Whistler's Re-Use-It Centre was buried alive in donations in April with a record-breaking 4,071 bags of stuff.
That's a staggering 135 bags every day of used clothing, toys, outdoor gear, books, pots and pans, you name it.
This is the tarnished gold in Whistler's unassuming little goldmine. Last fiscal year the Re-Use-It Centre (RUI) transformed donated stuff into $804,000.
"We make that money one dollar at a time," said Cheryl Skribe, executibe director of the Whistler community Service Society, the registered charity that oversees operations and diverts the money, after expenses, into social programming.
"Can you imagine the amount of items that we price, that we go through? It's mind boggling how many items we sell."
Augmenting the Re-Use Centre's success is the newer Re-Build-It Centre, which brought in $239,000 last fiscal year, and combined with recycling donations of $75,000, the stores are bringing in more than $1.117 million.
They are undoubtedly the lifeblood of the WCSS organization with its $1.4 million in revenues last year. Overall revenues from the two centres are topped up with donations and government grants, as well as programs and membership fees.
"The Re-Use-It and the Re-Build-It Centres are going concerns," said Skribe. "They're businesses and they're legit businesses, as far as the demands that any business has on the people that run it."
There are seven full-time staff at RUI and three part-time. At the RBI centre there are three full-time staff and three part-time.
Staffing costs for the operations came in at $453,000 last year — 40 per cent of the money made by the RBI and RUI.
"For us to be able to stay transparent, for us to maintain control, for us to be able to have structure and a standard that is really worthy of the community investment in this, as far as the amount of stuff we get in there, we really do have to have a dedicated staff," said Skribe.
Wages, by far, are the biggest expense at the centres. But add in rent, office and general, bank charges and insurances, to name a few costs, and the total costs to run the two places rose to $618,000.
On top of that there are the expenses of running the WCSS itself and again wages top the list.
A further $303,000 goes toward WCSS wages, which is primarily the outreach workers and the Food Bank coordinator, the staff that is directly involved with social services.
Program supplies then account for $238,000.

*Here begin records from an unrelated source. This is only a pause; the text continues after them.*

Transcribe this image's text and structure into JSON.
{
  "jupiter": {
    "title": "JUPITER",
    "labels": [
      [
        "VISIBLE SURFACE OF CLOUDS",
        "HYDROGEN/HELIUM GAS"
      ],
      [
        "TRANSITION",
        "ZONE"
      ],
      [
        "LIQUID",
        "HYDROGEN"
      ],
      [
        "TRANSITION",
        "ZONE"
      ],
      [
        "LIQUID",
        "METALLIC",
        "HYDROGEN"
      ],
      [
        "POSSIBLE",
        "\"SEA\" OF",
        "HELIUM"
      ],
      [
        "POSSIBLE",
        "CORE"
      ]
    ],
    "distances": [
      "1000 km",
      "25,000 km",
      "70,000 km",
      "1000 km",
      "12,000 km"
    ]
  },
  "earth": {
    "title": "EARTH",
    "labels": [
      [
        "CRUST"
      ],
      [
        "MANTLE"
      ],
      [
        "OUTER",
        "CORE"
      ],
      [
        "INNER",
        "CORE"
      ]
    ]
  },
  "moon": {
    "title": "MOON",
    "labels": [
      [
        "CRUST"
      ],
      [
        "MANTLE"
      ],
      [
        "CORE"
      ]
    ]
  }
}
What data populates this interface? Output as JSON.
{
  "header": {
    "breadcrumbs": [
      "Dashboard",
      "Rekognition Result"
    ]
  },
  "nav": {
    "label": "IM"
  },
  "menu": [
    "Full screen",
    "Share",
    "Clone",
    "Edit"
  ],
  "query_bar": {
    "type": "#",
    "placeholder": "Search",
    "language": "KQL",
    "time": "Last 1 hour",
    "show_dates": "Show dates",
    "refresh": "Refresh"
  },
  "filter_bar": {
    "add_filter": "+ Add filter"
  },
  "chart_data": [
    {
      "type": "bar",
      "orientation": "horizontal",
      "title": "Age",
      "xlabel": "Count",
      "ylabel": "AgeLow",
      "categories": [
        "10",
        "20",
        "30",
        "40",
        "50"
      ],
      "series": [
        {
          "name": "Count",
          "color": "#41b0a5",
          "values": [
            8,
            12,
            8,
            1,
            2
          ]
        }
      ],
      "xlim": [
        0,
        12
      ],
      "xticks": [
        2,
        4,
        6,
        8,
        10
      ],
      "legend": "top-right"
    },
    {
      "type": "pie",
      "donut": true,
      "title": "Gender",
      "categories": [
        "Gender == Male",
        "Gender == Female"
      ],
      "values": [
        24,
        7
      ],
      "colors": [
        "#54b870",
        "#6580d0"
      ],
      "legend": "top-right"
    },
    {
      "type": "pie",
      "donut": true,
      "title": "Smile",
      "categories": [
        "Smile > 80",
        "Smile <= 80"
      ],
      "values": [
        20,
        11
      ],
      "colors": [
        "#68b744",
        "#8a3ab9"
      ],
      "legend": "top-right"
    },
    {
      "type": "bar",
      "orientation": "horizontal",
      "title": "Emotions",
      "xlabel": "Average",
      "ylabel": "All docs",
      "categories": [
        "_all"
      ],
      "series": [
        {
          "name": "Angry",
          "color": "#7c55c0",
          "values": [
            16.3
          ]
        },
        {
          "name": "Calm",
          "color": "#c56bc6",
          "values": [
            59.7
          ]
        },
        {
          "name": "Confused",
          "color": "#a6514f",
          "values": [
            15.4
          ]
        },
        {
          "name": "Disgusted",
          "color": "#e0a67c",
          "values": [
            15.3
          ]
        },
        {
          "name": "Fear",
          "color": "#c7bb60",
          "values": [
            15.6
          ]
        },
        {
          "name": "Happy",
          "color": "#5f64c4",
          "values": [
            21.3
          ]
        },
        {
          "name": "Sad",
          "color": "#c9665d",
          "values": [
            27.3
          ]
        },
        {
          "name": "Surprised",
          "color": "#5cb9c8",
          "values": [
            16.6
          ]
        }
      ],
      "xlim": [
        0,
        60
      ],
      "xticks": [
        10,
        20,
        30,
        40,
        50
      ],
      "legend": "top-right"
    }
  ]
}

It's these two numbers combined — more than $500,000 — that is roughly the direct community benefit in delivering social services, said Skribe.
The charity has other expenses too — telephone and utilities, advertising, accounting and legal.
"One of the challenges that any charity runs into is that to run a charity and to run programs you need people and people cost money," she said, explaining that oftentimes those are the things that people don't want to fund support of with money, preferring to see their donations go straight to the cause.
But without them the charity could not function — there could be no partial support for school lunch programs, for example, without admin to work out the details and cut the cheques.
"We now have this pool of money (with RUI and RBI) that we can cover all of the costs to run the charity and the wages.
"We run the store super tight, so that our expenses are as low as possible and that allows us to get the maximum amount of money to these programs that goes back to the community.
"...The community donates, the community purchases, and the community benefits from the social services programs that we provide.
"It's really magical."
It's not always magical on the frontlines, however.
This is the place where designer jeans at Re-Use-It prices can make someone's day, or where old family photos get lost forever. It can be a place where one-of-a-kind finds lurk around the corner or where an urn full of ashes ends up (presumed to be a pet's) — even dirty underwear sometimes get donated.
These types of donations turn up often when seasonal workers drop off their goods on the way out of town forever, or when property-management companies hire crews to clean units.
"It's the greatest and the grossest job I ever had," said Skribe.
"The biggest message that we tell people over and over is: don't donate something that you wouldn't buy yourself."
The social enterprises (the businesses run by WCSS) fund 85 per cent of WCSS.
Last year 724 metric tonnes were diverted from the landfill. At $120 per tonne that's $86,000 in savings to the community. And that adds up year over year.
Plans are in the works to move the RUI to the expanded Nesters recycling site in the coming years. That's why the municipality bought the neighbouring Fortis site for $1.2 million in 2012 with plans to expand that recycling depot facility.
WCSS has almost $350,000 in its building fund that will likely go towards a new facility.
As a key player in Whistler's recycling and reuse it equation, this move to a more central location makes sense.
"We know that this is something that we need to protect and keep strong," said Skribe.
The WCSS's fiscal year ends March 31. The most up to date financial statements are set to go the board for approval at the WCSS AGM in June.